By Dr Okafor

Dr. Samuel Okafor, the Igbo scholar In an article made available to News Express yesterday, Okafor responds to critics of his claims and sets the records straight on great Nigerians, mainly of the past, from various parts of the country. He also explains his motive and suggests the way forward in Igbo-Yoruba relations. Please read on:I had earlier made a submission stating that the Binis were the first to be exposed to Western education. This very position which I presented was not well received by a lot of my Yoruba brothers who have gone to great lengths to discredit this true historical fact.

Some have even resorted to outright fabrication of history. They have based their own position on sentiments which have no bearing to known historical research. I have thus decided to provide further historical evidences to further substantiate my previous position, because the very essence of historical research is not to belittle any ethnic nationality but to provide a deeper understanding of our history with a view of correcting some wrong pre-conceived notions held or being propagated by some ethnic nationalities.
In historical research, when one disagrees with another position, that person must provide an alternative and completing evidence to the contrary, and also provide references that can be crosschecked for accuracy. My Yoruba brothers have failed to provide the much required evidence. They have simply stated an alternative position without showing that indeed their position on the balance of historical evidence is the one to adopt. This, as one of my great professors, Adiele Afigbo, would put it, is the lazy historical approach to historical research. I would now provide incontrovertible evidence that the Binis were the first to be exposed to Western education.

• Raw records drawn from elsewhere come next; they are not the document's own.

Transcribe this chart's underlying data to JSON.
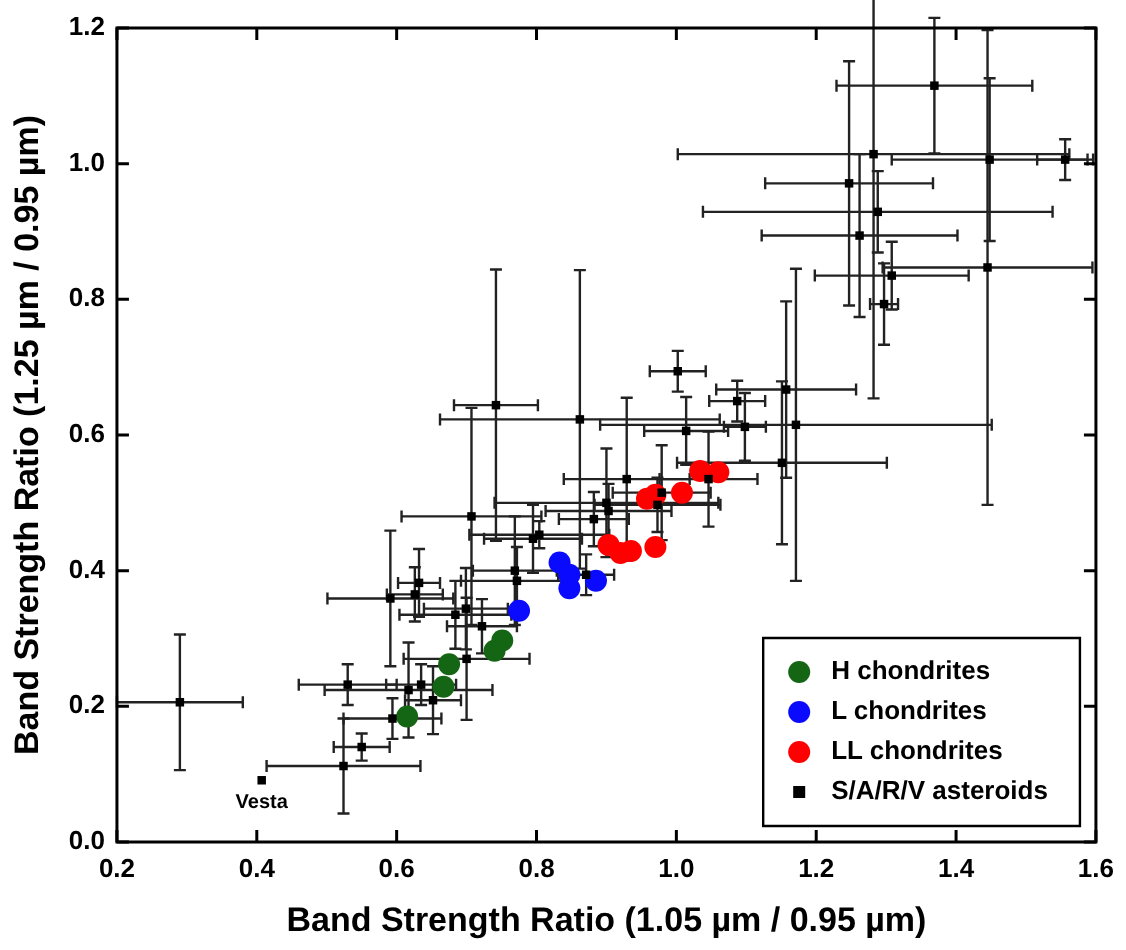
{
  "chart_data": {
    "type": "scatter",
    "xlabel": "Band Strength Ratio (1.05 µm / 0.95 µm)",
    "ylabel": "Band Strength Ratio (1.25 µm / 0.95 µm)",
    "xlim": [
      0.2,
      1.6
    ],
    "xticks": [
      {
        "value": 0.2,
        "label": "0.2"
      },
      {
        "value": 0.4,
        "label": "0.4"
      },
      {
        "value": 0.6,
        "label": "0.6"
      },
      {
        "value": 0.8,
        "label": "0.8"
      },
      {
        "value": 1.0,
        "label": "1.0"
      },
      {
        "value": 1.2,
        "label": "1.2"
      },
      {
        "value": 1.4,
        "label": "1.4"
      },
      {
        "value": 1.6,
        "label": "1.6"
      }
    ],
    "ylim": [
      0,
      1.2
    ],
    "yticks": [
      {
        "value": 0,
        "label": "0.0"
      },
      {
        "value": 0.2,
        "label": "0.2"
      },
      {
        "value": 0.4,
        "label": "0.4"
      },
      {
        "value": 0.6,
        "label": "0.6"
      },
      {
        "value": 0.8,
        "label": "0.8"
      },
      {
        "value": 1.0,
        "label": "1.0"
      },
      {
        "value": 1.2,
        "label": "1.2"
      }
    ],
    "grid": false,
    "legend": "bottom right",
    "annotations": [
      {
        "text": "Vesta",
        "x": 0.407,
        "y": 0.091
      }
    ],
    "series": [
      {
        "name": "H chondrites",
        "color": "#146614",
        "marker": "circle",
        "x": [
          0.615,
          0.667,
          0.675,
          0.74,
          0.751
        ],
        "values": [
          0.185,
          0.229,
          0.262,
          0.282,
          0.297
        ]
      },
      {
        "name": "L chondrites",
        "color": "#0a0aff",
        "marker": "circle",
        "x": [
          0.775,
          0.833,
          0.847,
          0.847,
          0.885
        ],
        "values": [
          0.341,
          0.412,
          0.374,
          0.394,
          0.385
        ]
      },
      {
        "name": "LL chondrites",
        "color": "#ff0000",
        "marker": "circle",
        "x": [
          0.903,
          0.92,
          0.935,
          0.97,
          0.958,
          0.97,
          1.008,
          1.034,
          1.06
        ],
        "values": [
          0.438,
          0.426,
          0.429,
          0.435,
          0.506,
          0.512,
          0.515,
          0.547,
          0.545
        ]
      },
      {
        "name": "S/A/R/V asteroids",
        "color": "#000000",
        "marker": "square",
        "x": [
          0.29,
          0.407,
          0.524,
          0.55,
          0.53,
          0.594,
          0.617,
          0.635,
          0.652,
          0.7,
          0.632,
          0.626,
          0.591,
          0.684,
          0.699,
          0.707,
          0.722,
          0.742,
          0.862,
          1.002,
          1.087,
          1.098,
          1.014,
          0.929,
          1.046,
          0.979,
          0.973,
          0.9,
          0.903,
          0.882,
          0.795,
          0.804,
          0.769,
          0.772,
          0.871,
          1.297,
          1.157,
          1.171,
          1.151,
          1.369,
          1.282,
          1.448,
          1.556,
          1.247,
          1.288,
          1.262,
          1.445,
          1.308
        ],
        "values": [
          0.206,
          0.091,
          0.112,
          0.14,
          0.232,
          0.182,
          0.224,
          0.232,
          0.209,
          0.27,
          0.382,
          0.365,
          0.359,
          0.335,
          0.344,
          0.48,
          0.318,
          0.644,
          0.623,
          0.694,
          0.65,
          0.612,
          0.606,
          0.535,
          0.535,
          0.515,
          0.497,
          0.5,
          0.488,
          0.476,
          0.447,
          0.453,
          0.4,
          0.385,
          0.394,
          0.793,
          0.667,
          0.615,
          0.559,
          1.115,
          1.014,
          1.006,
          1.006,
          0.971,
          0.929,
          0.894,
          0.847,
          0.835
        ],
        "xerrors": [
          0.09,
          null,
          0.11,
          0.04,
          0.07,
          0.07,
          0.12,
          0.05,
          0.04,
          0.09,
          0.03,
          0.04,
          0.09,
          0.08,
          0.06,
          0.1,
          0.05,
          0.06,
          0.2,
          0.04,
          0.04,
          0.03,
          0.06,
          0.09,
          0.07,
          0.07,
          0.09,
          0.16,
          0.09,
          0.05,
          0.07,
          0.1,
          0.06,
          0.08,
          0.04,
          0.02,
          0.1,
          0.28,
          0.15,
          0.14,
          0.28,
          0.14,
          0.04,
          0.12,
          0.25,
          0.14,
          0.15,
          0.11
        ],
        "errors": [
          0.1,
          null,
          0.07,
          0.02,
          0.03,
          0.03,
          0.07,
          0.03,
          0.05,
          0.09,
          0.05,
          0.04,
          0.1,
          0.05,
          0.06,
          0.16,
          0.04,
          0.2,
          0.22,
          0.03,
          0.03,
          0.05,
          0.05,
          0.12,
          0.07,
          0.07,
          0.04,
          0.08,
          0.04,
          0.04,
          0.05,
          0.02,
          0.08,
          0.05,
          0.03,
          0.06,
          0.13,
          0.23,
          0.12,
          0.1,
          0.36,
          0.12,
          0.03,
          0.18,
          0.06,
          0.12,
          0.35,
          0.05
        ]
      }
    ]
  }
}
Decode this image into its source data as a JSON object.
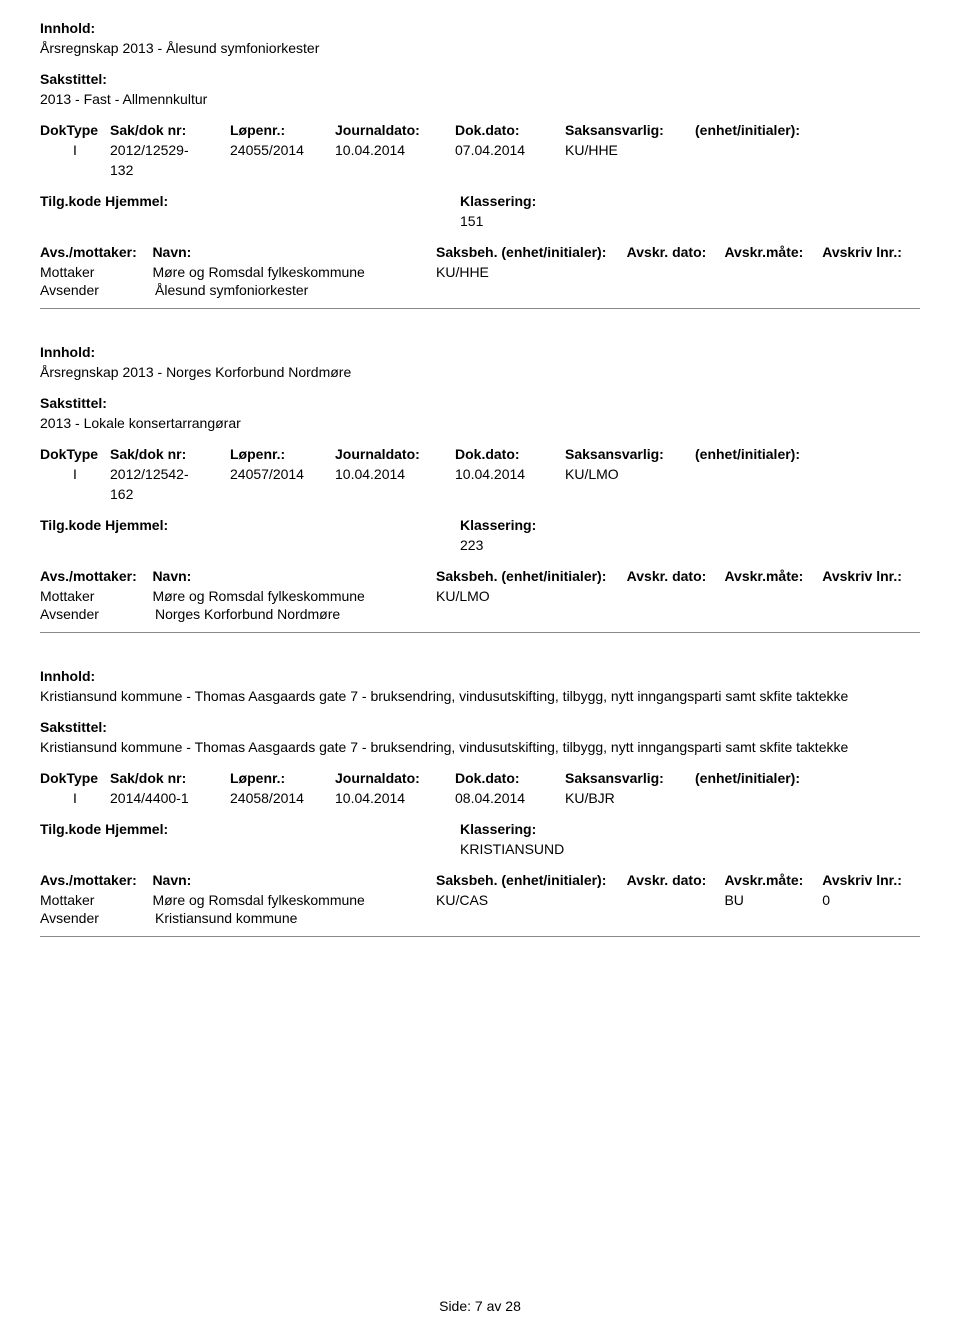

I would ask that readers google the name, Ohen Okun. Ohen Okun from historical records held in both Benin archives and in the annals of Portuguese history was the Olokun priest of the port town of Ughoton Benin. Oba Esigie the Great, who reigned from 1504 to 1549, sent the Ohen Okun to Portugal as the Ambassador of Benin to the Portuguese Court. While in Portugal, the Portuguese Affonso D. Aveiro remained in Benin as the Portuguese envoy. Ohen Okun was treated with respect while in Portugal. He later returned to Benin and is described as the first known Diplomat of Nigerian origin to Europe.


Let us go further; who was the first known Nigerian graduate? As this issue has generated so much controversy, it is important that I deal with it comprehensively and provide a clear evidence to substantiate my research. Readers, again kindly google the name Olu Atuwatse (Dom Domingo). Olu Atuwatse was the crown prince of the Bini Empire who was sent to Portugal in 1601 for advanced studies by his father, the then reigning Oba. He graduated from the University of Coimbra in 1611. He was the first Nigerian to obtain a European university degree. He later married the daughter of a Portuguese noble, Dona Feirs. Their son Antonio Domingo referred to in Benin history as the Golden Skinned King succeeded him to the throne in 1643.

Antonio Domingo, a Christian who wanted to spread Christianity throughout the Empire, wrote the Pope in 1652 asking for Missionary assistance. This is the oldest letter written in Nigeria. I think this lays to rest which ethnic nationality produced the first educated Nigerians. If required, I would provide other historical research to substantiate my position further. I ask my Yoruba brothers to provide the same.